In his new paper, “mHealth in an mWorld: How mobile technology is transforming health care,” Harry Greenspun, MD, senior advisor at the Deloitte Center for Health Solutions examines factors driving the adoption of mHealth and opportunities it presents to lower costs and improve patient outcomes.

Greenspun believes there is tremendous promise with mhealth technology. But, he sees three key challenges that require resolution to achieve the full promise of mHealth:

  • Business models need to allow investors to see a return.
  • Regulatory and technical issues around privacy and security of personal health information need to be resolved.
  • Clarity around the regulatory environment needs to allow for mHealth solutions to be mainstreamed into healthcare product and service delivery.
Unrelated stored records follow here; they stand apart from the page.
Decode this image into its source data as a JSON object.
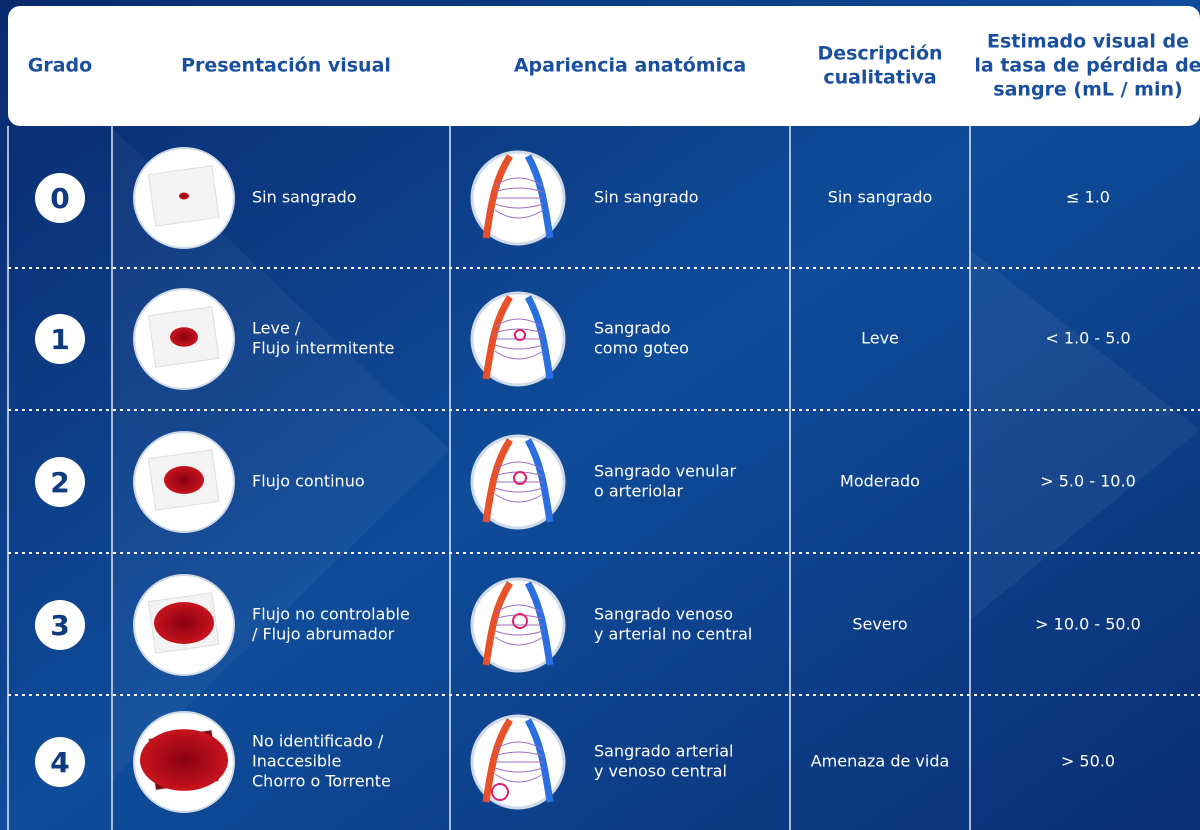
{
  "header": [
    "Grado",
    "Presentación visual",
    "Apariencia anatómica",
    [
      "Descripción",
      "cualitativa"
    ],
    [
      "Estimado visual de",
      "la tasa de pérdida de",
      "sangre (mL / min)"
    ]
  ],
  "rows": [
    {
      "grade": "0",
      "visual": [
        "Sin sangrado"
      ],
      "anatomy": [
        "Sin sangrado"
      ],
      "description": "Sin sangrado",
      "estimate": "≤ 1.0"
    },
    {
      "grade": "1",
      "visual": [
        "Leve /",
        "Flujo intermitente"
      ],
      "anatomy": [
        "Sangrado",
        "como goteo"
      ],
      "description": "Leve",
      "estimate": "< 1.0 - 5.0"
    },
    {
      "grade": "2",
      "visual": [
        "Flujo continuo"
      ],
      "anatomy": [
        "Sangrado venular",
        "o arteriolar"
      ],
      "description": "Moderado",
      "estimate": "> 5.0 - 10.0"
    },
    {
      "grade": "3",
      "visual": [
        "Flujo no controlable",
        "/ Flujo abrumador"
      ],
      "anatomy": [
        "Sangrado venoso",
        "y arterial no central"
      ],
      "description": "Severo",
      "estimate": "> 10.0 - 50.0"
    },
    {
      "grade": "4",
      "visual": [
        "No identificado /",
        "Inaccesible",
        "Chorro o Torrente"
      ],
      "anatomy": [
        "Sangrado arterial",
        "y venoso central"
      ],
      "description": "Amenaza de vida",
      "estimate": "> 50.0"
    }
  ]
}
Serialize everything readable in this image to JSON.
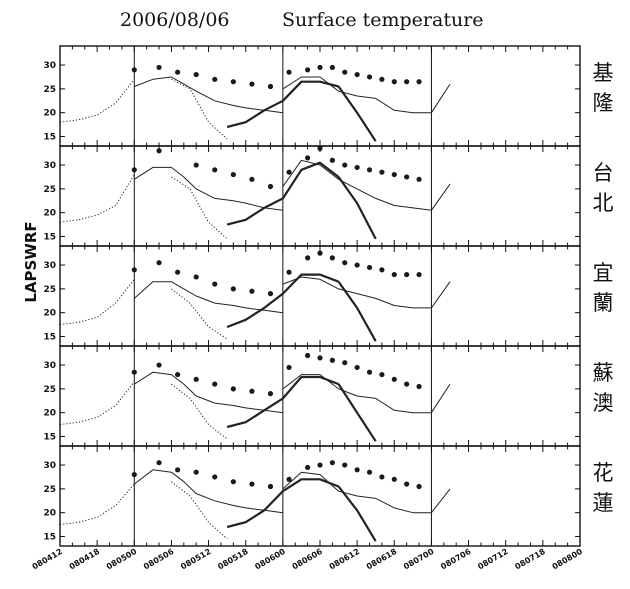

“People are looking at mobile as an obvious transformation aspect in healthcare,” Greenspun said. “But, people aren't stepping back and [asking], ‘Are we really doing this intelligently? Will this make a difference in access, cost and quality?’”

“It’s a complex relationship between payers, providers and the government, working to make technology a critical enabler,” he added.

Greenspun strongly believes the answer comes in aligning incentives. If doctors aren’t paid to use healthcare apps, they aren’t as likely to consider them. Moving toward value-based healthcare will have an impact on outcome and reimbursement. If payers start paying doctors to be better and faster, suddenly doctors will start enlisting tools to do that – including apps.